Rapid Response & Community Defense for Immigrant Justice with Pioneer Valley Workers Center

  • In this strategy lab, participants will learn how to design and implement community-based systems that protect immigrant communities from immigration enforcement, including ICE raids, home visits, detention, and deportation. Grounded in real-world organizing across Western Massachusetts, this lab will explore how rapid response networks can ensure communities are informed, supported, and prepared.
    Participants will gain practical skills in building and operating a rapid response infrastructure modeled by the Pioneer Valley Workers Center’s (PVWC) rapid response network, LUCE, including how to set up and manage a hotline, verify enforcement activity, and deploy trained community response teams that provide immediate support and mutual aid to affected families. Participants will explore strategies for leadership development, training new organizers, cultivating community leaders, and expanding grassroots membership through field organizing.
    At a moment when civil rights, due process, and democratic freedoms are at risk, this strategy lab centers collective defense to reduce detentions and deportations and keeping families together, integrating a broader vision of immigrant justice, where all people can live with safety, dignity, and the ability to thrive.

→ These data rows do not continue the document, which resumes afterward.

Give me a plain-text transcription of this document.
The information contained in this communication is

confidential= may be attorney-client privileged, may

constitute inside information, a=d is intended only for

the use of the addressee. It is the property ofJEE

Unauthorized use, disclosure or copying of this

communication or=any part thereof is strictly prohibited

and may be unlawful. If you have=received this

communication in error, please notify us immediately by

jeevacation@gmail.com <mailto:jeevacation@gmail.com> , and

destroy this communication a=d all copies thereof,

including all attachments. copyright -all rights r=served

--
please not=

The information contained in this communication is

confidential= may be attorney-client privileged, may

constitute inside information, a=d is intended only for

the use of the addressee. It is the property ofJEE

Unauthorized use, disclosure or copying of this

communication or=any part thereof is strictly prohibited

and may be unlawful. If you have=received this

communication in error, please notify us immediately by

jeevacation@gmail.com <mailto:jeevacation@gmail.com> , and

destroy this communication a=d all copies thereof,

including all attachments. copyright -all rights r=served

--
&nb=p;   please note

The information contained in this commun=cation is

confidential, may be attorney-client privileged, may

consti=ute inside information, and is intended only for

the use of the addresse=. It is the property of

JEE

  • Claudia Rosales began her work with Pioneer Valley Workers Center (PVWC) as a Farmworker Organizer and now serves as its Executive Director. Born in El Salvador into a farming family, she spent many years working in agriculture, an experience that continues to shape her leadership. Claudia is also a founding member of the Riquezas del Campo Farm Cooperative. She has a profound understanding of the challenges immigrants face in the United States and has been instrumental in PVWC’s transition into an organization centered on immigrant leadership.

  • Patricia Lopez is a Community Organizer at Pioneer Valley Workers Center (PVWC) and a former farmworker with over 11 years of experience in agricultural labor. Originally from El Salvador, she is also a mother to one son. A member-leader with PVWC for nearly a decade, Patricia has grown into a powerful advocate for farmworker rights. Her leadership is rooted in her lived experience with injustice, including the lack of labor protections and the serious health risks faced by agricultural workers. Motivated by these experiences, Patricia organizes to defend workers’ rights, amplify immigrant voices, and fight for safer, more equitable working conditions.